With Tuesday's primaries, women have hit another milestone in this record-breaking political year, setting a new record for the number of women who have secured a major party nomination for the U.S. House.
Democrats and Republicans have nominated 185 women to run for the House in November, as of Wednesday morning, according to the Center for Women and Politics at Rutgers University.
The figure breaks the prior record of 167 nominees set in 2016.
The total could still tick upwards in the coming days, as three more women are candidates House primaries that remain too close to call after Tuesday's voting.
Fourteen states have yet to hold their primaries, and one still will hold a runoff, meaning the total number of women nominees could easily jump substantially by Election Day, further shattering that 2016 record.
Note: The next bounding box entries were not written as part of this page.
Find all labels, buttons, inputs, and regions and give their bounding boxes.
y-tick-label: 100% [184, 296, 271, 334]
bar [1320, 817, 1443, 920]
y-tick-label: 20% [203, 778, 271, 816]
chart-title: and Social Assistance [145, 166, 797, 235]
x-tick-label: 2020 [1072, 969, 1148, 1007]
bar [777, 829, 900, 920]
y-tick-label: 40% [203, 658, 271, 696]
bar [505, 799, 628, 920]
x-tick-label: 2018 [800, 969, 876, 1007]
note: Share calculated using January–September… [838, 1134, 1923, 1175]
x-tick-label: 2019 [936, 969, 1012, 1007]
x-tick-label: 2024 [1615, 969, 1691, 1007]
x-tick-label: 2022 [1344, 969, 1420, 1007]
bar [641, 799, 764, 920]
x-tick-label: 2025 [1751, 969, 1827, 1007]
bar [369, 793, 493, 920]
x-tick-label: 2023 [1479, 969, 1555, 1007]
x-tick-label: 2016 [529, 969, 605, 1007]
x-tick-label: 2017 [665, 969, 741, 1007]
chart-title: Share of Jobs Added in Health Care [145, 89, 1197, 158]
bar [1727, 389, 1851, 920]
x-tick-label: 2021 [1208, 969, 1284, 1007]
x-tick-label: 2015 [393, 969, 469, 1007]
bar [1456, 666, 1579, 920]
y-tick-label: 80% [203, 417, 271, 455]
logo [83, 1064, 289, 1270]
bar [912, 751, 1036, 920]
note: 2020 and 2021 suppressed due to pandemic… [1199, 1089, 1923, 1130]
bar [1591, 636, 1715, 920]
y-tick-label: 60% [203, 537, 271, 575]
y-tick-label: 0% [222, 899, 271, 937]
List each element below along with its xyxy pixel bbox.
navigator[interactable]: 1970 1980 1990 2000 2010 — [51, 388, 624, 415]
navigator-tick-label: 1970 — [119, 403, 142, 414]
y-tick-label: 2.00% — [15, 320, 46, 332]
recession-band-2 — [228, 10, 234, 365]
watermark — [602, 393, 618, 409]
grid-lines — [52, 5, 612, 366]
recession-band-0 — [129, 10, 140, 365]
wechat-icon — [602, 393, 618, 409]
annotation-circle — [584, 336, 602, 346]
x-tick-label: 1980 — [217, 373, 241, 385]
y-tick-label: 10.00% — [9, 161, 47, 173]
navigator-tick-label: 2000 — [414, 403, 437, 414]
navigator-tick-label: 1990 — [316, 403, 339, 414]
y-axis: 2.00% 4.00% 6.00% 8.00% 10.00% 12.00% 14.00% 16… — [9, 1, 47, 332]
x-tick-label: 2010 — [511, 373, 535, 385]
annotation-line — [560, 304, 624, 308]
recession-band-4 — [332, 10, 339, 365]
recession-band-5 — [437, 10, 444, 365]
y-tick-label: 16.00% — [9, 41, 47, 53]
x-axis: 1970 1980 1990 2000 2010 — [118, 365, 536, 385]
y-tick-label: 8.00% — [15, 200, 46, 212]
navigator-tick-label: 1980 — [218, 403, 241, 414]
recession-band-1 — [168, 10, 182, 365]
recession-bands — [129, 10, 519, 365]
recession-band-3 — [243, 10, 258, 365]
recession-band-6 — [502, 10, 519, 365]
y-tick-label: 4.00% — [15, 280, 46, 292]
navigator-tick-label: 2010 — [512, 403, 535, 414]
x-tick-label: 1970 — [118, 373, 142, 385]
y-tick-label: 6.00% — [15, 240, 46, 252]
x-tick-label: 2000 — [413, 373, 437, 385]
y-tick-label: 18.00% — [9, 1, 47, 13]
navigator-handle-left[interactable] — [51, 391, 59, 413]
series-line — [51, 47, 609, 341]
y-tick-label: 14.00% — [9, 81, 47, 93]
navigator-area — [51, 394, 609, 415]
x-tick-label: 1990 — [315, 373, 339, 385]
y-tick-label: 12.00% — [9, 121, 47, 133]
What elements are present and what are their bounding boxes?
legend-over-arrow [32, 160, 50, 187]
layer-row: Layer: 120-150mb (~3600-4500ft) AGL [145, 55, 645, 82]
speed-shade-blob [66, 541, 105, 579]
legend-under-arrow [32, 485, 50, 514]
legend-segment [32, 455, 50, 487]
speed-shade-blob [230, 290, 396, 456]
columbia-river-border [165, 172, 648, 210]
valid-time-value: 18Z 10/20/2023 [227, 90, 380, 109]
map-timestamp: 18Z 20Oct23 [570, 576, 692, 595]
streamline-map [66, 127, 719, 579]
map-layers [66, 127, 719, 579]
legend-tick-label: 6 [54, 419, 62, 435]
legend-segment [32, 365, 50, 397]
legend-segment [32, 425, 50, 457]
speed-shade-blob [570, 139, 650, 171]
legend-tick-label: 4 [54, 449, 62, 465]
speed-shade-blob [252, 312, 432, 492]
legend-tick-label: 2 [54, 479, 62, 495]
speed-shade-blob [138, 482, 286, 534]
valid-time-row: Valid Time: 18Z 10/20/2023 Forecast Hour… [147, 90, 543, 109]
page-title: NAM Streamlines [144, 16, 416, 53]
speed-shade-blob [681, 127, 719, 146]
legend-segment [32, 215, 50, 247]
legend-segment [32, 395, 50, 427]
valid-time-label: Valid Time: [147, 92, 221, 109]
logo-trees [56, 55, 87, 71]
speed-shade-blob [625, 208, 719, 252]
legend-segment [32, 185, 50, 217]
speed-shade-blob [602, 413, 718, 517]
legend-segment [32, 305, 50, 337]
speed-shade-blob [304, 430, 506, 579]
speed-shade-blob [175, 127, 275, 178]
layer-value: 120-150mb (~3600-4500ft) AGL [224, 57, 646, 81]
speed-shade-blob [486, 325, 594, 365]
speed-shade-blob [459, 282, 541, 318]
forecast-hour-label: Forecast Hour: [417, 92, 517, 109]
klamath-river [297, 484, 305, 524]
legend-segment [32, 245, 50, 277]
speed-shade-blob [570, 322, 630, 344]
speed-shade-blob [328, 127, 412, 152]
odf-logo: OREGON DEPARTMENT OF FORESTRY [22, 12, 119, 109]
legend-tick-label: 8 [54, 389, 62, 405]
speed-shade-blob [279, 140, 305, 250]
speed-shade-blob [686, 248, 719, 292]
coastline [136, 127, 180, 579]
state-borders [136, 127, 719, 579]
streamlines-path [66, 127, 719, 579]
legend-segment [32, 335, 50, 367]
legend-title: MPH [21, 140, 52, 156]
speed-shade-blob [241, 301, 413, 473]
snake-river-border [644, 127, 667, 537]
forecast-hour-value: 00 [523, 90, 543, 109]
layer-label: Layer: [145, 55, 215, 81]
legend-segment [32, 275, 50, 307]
CAWP had already determined that more women than ever have been running in congressional primaries this year. This latest development represents those women advancing closer to serving in a Congress where women are underrepresented. While women regularly represent more than half the electorate, they make up 20 percent of lawmakers on Capitol Hill.
Overwhelmingly, the women running and the women nominated this year have been Democrats. Of those 185 women nominated for the House thus far, 143 — more than three-quarters — are Democrats.
That's not unusual; Democratic women regularly outnumber Republican women in congressional elections. But Democratic women have been particularly energized since the election of Donald Trump. They were much more likely than Republican women to support the massive women's marches that took place worldwide on the day after Trump's inauguration in January 2017, and many women have said that his election inspired them to get involved in politics since then.
That enthusiasm has continued to play out for more than a year and a half since. And not only are Democratic women running more; they're winning more. In open Democratic House primaries with at least one man and one woman running, women have won 69 percent of the time this year, according to data provided to NPR by the Cook Political Report's David Wasserman. On the Republican side, women have won 34 percent of the time.
All of which is to say that the story here is about party in addition to gender. The number of Democratic men running for office likewise skyrocketed this year — in an April analysis, CAWP found that more than three times more men than women are running this year.
While women have set a record in U.S. House races this year, they have not yet gotten there in Senate contests. The current record is 18 women Senate nominees, set in 2012. Right now, 13 women are major-party nominees.